Dalam situasi konflik ini Pemerintah Kabupaten Mimika, Pemerintah Propinsi Papua Tengah dan Aparat Keamanan yang seharusnya menjadi Pengayom seakan lepas tangan dan diam menonton segala tindakan dan peristiwa yang terjadi.

Dengan melihat berbagai situasi permasalahan Pencaplokan Hak Ulayat Suku Kamoro/Mimika'We yang terjadi saat ini dan dampak yang berimbas kepada masyarakat adat kami, Maka kami “Front Pemilik Hak Ulayat Mimika” Meyatakan Sikap:

1. Kembalikan Hak Ulayat Kami Masyarakat Adat Suku Kamoro / Mimika'Wee Dari Potoai buru Sampi Ke Nakai.
2. Gubernur Propinsi Papua Tengah segera bertanggung atas pencaplokan Wilayah Adat Suku Kamoro/Mimika'Wee oleh Kabupaten Deiyai dan Kabupaten Dogiay.
3. Dinas Perhubungan segera tutup Bandara Tuapa Distrik Kapiraya
4. Polsek dan Koramil segera di bangun di distrik Mimika Barat Tengah / Distrik Kapiraya.
5. Pemerintah Kabupaten Mimika segera selesaikan masalah Tapal Batas Kabupaten Mimika, Deiyai dan Dogiay sebelum Natal 2025.
6. Kembalikan Wilayah Adat Kami Suku Kamoro/Mimika'Wee dari Wilayah Adat Mepago Ke Wilayah Adat Bomberai.
7. Bupati mimika segera menunjuk Plt Kepala Distrik Urumuka, Distrik Temare dan Distrik Kamora.
8. Bupati Kabupaten Mimika segera mengganti Kepala Distrik Mimika Barat Tengah.
9. Pihak Berwajib/kemanan segera menangkap Musa Boma dan Mesak Edowai , sebagai aktor dari konflik pembakaran rumah di kampung Wakia dan penyerobotan wilayah adat Mimika Wee.

Sementara itu, Bupati Mimika, Johannes Rettob yang hadir menemui massa menyampaikan bahwa Ia bersama Bupati Deiyai dan Gubernur Papua Tengah telah bertemu membahas persoalan tapal batas antara dua daerah tersebut.

Johannes mengatakan, saat ini ketiganya masih menunggu undangan rapat resmi dengan pihak terkait termasuk kementerian.

“Kami sekarang menunggu waktu untuk rapatnya, secara keseluruhan (kabupaten dan kementerian terkait), inti dari semua ini adalah Kementerian Dalam Negeri (Kemendagri),” tegasnya.

Lanjut dikatakan Johannes bahwa Pemerintah Kabupaten Mimika bahkan teah mengirim surat sebanyak dua kali kepada Kementerian Dalam Negeri.
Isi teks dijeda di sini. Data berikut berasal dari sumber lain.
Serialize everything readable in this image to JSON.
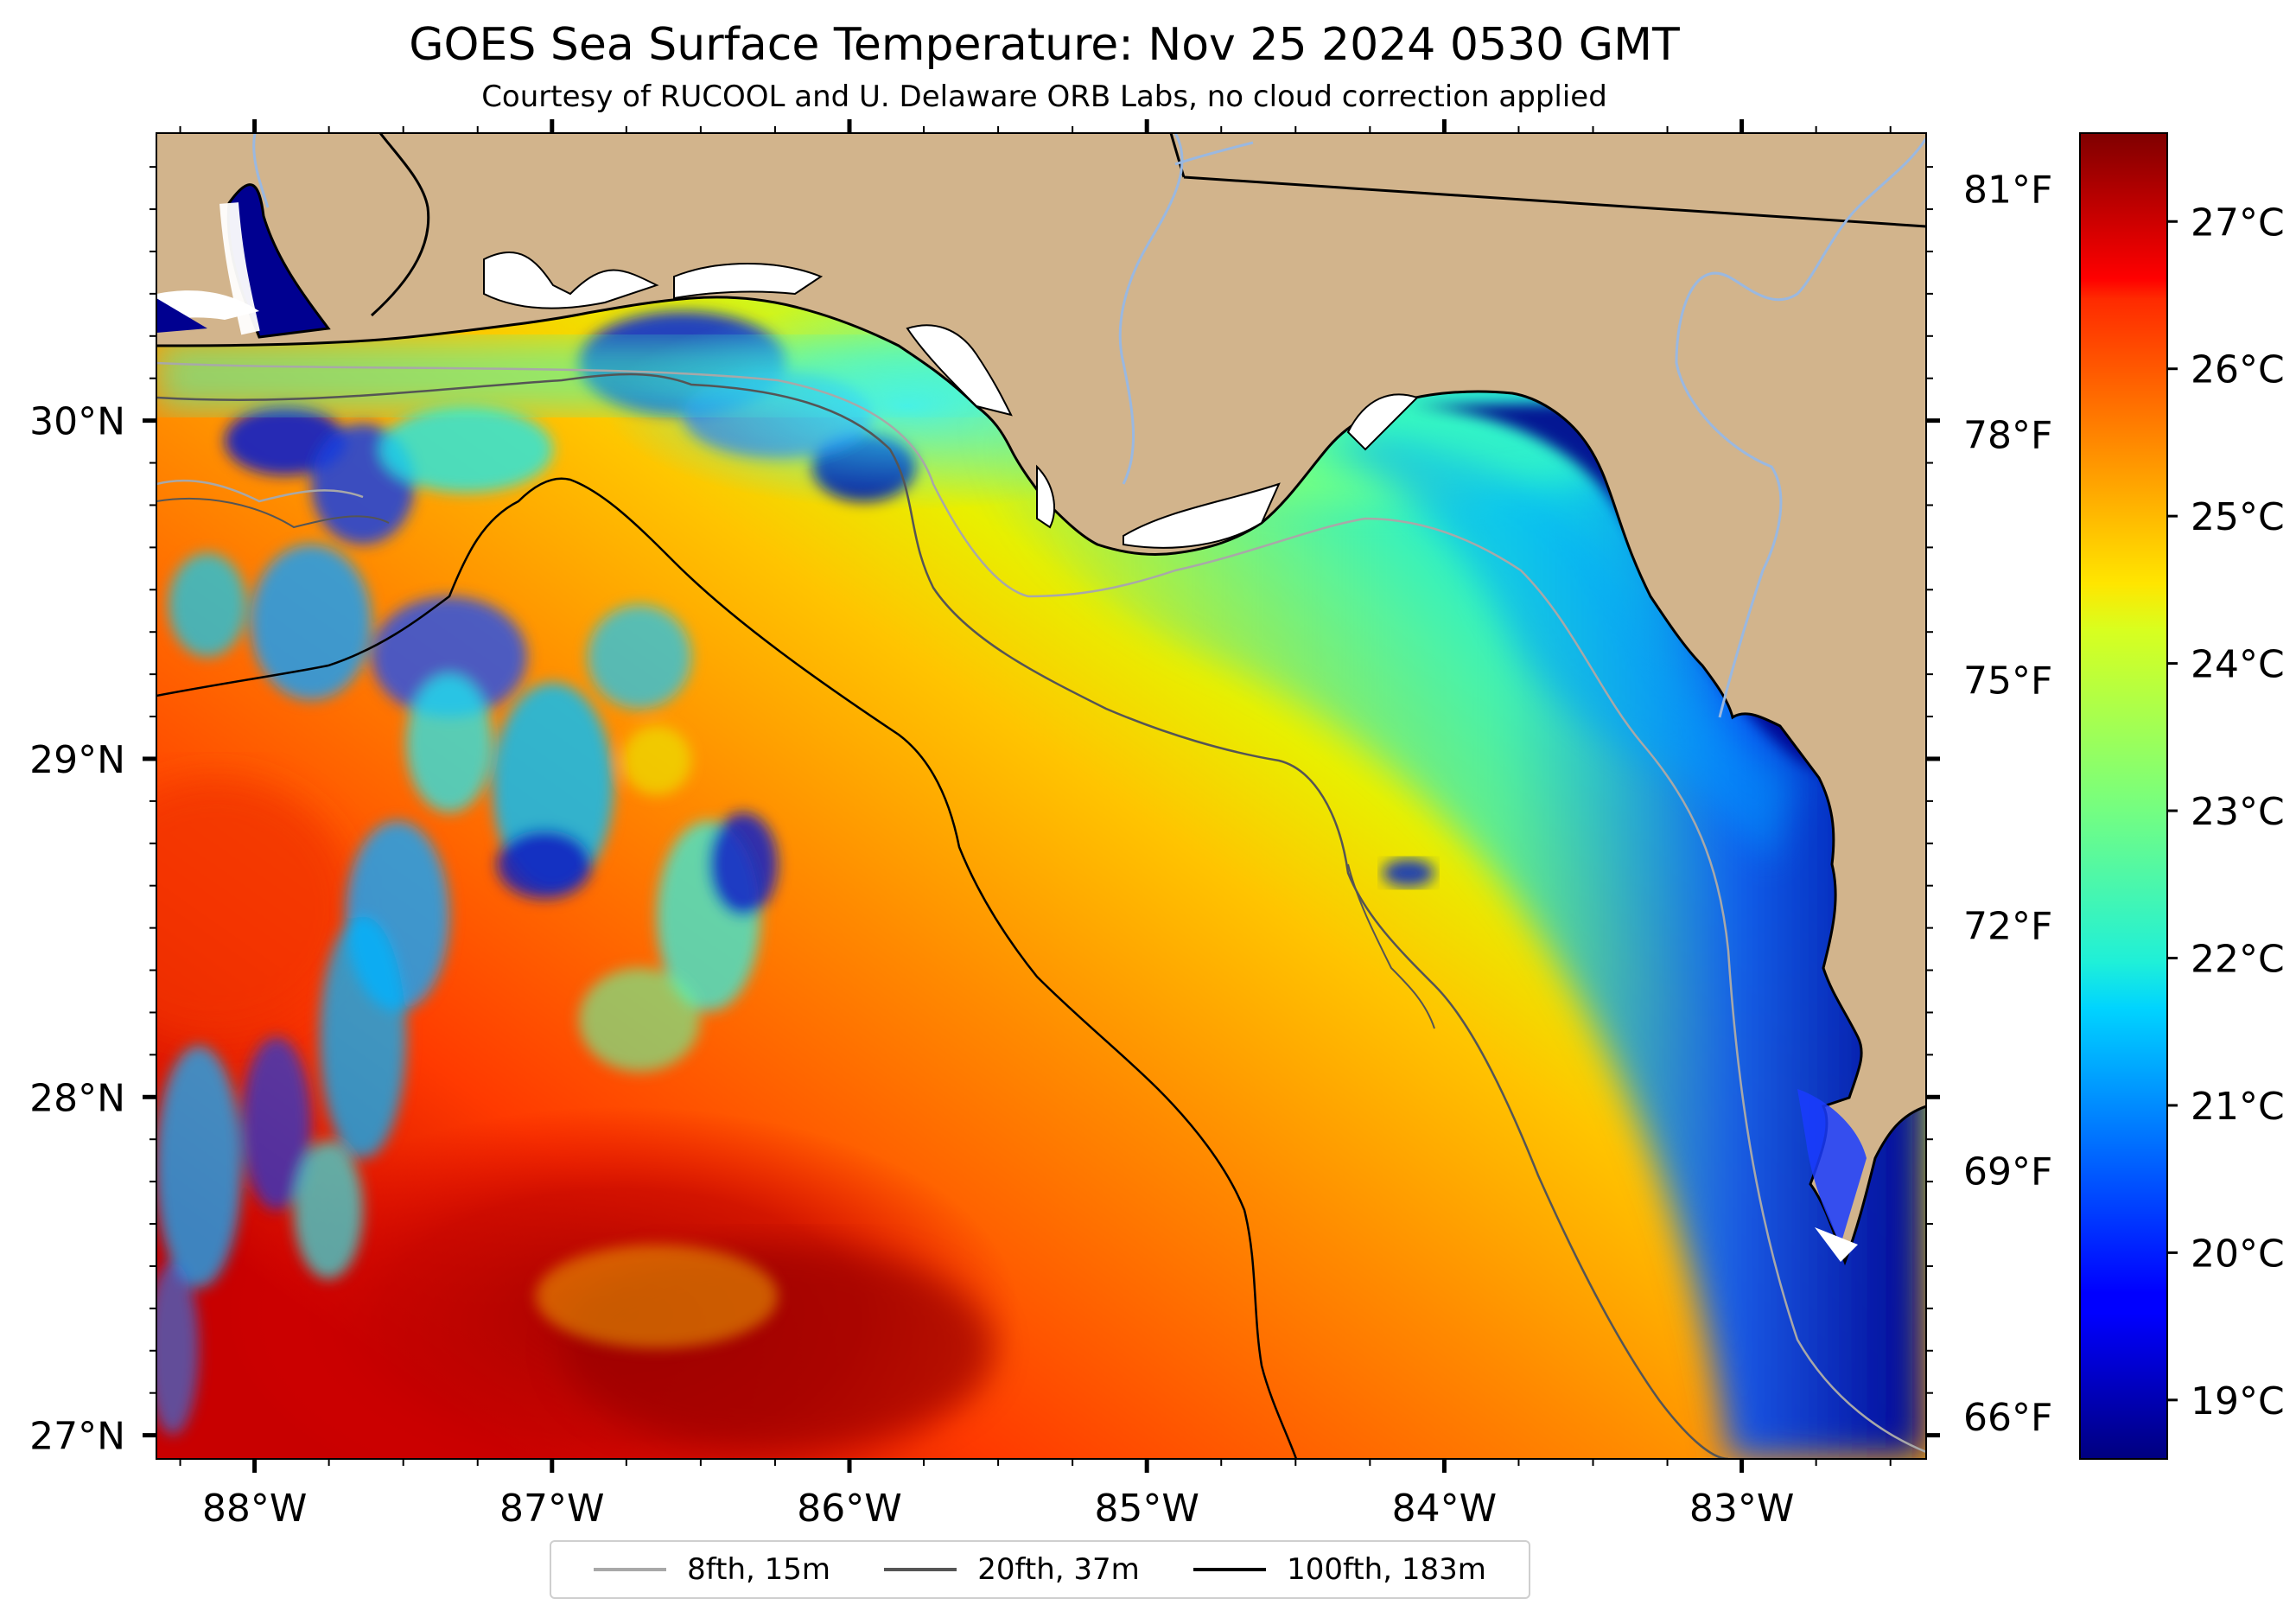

Dalam surat itu, Pemkab Mimika meminta agar tapal batas segera dikembalikan.

Johannes menerangkan, wilayah Mimika adalah 21.000 km² sesuai dengan UU nomor 45 tahun 1999 tanpa adanya pemekaran hingga saat ini, sementara kabupaten lain telah dimekarkan.

Undang-undang Nomor 45 Tahun 1999 adalah Undang-Undang Republik Indonesia yang mengatur tentang pembentukan Provinsi Irian Jaya Tengah, Provinsi Irian Jaya Barat, Kabupaten Paniai, Kabupaten Mimika, Kabupaten Puncak Jaya, dan Kota Sorong.
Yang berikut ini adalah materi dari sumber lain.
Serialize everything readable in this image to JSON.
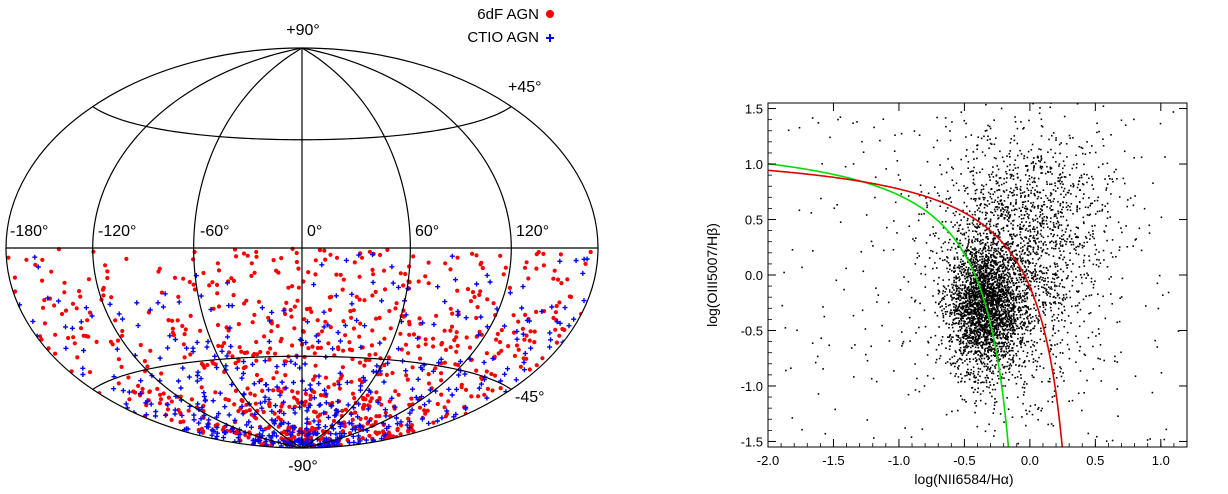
{
  "chart_data": [
    {
      "type": "scatter",
      "projection": "hammer-aitoff",
      "title": "",
      "lat_labels": [
        "+90°",
        "+45°",
        "-45°",
        "-90°"
      ],
      "lon_labels": [
        "-180°",
        "-120°",
        "-60°",
        "0°",
        "60°",
        "120°"
      ],
      "lat_grid": [
        -45,
        0,
        45
      ],
      "lon_grid": [
        -120,
        -60,
        0,
        60,
        120
      ],
      "legend_position": "top-right",
      "series": [
        {
          "name": "6dF AGN",
          "marker": "circle",
          "color": "#ff0000"
        },
        {
          "name": "CTIO AGN",
          "marker": "plus",
          "color": "#0000ff"
        }
      ],
      "coverage": "southern hemisphere only (latitude 0° to -90°)"
    },
    {
      "type": "scatter",
      "xlabel": "log(NII6584/Hα)",
      "ylabel": "log(OIII5007/Hβ)",
      "xlim": [
        -2.0,
        1.2
      ],
      "ylim": [
        -1.55,
        1.55
      ],
      "xticks": [
        "-2.0",
        "-1.5",
        "-1.0",
        "-0.5",
        "0.0",
        "0.5",
        "1.0"
      ],
      "yticks": [
        "-1.5",
        "-1.0",
        "-0.5",
        "0.0",
        "0.5",
        "1.0",
        "1.5"
      ],
      "points_color": "#000000",
      "cluster_center": [
        -0.35,
        -0.3
      ],
      "curves": [
        {
          "color": "#00dd00",
          "formula": "0.61/(x-0.05)+1.3",
          "x_max": 0.05
        },
        {
          "color": "#dd0000",
          "formula": "0.61/(x-0.47)+1.19",
          "x_max": 0.47
        }
      ]
    }
  ]
}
Untuk menjaga wilayah perbatasan, Bupati mengimbau agar masyarakat ikut menjaganya dengan menempati rumah-rumah yang nantinya akan dibangun pemerintah di wilayah perbatasan.

Bupati kembali menekankan saat ini pihaknya sedang menunggu undangan dari Kemendagri, Bupati juga sudah membahas soal tapal batas ini dengan DPRK Mimika, dan dia meminta masyarakat mendukung upaya pemerintah.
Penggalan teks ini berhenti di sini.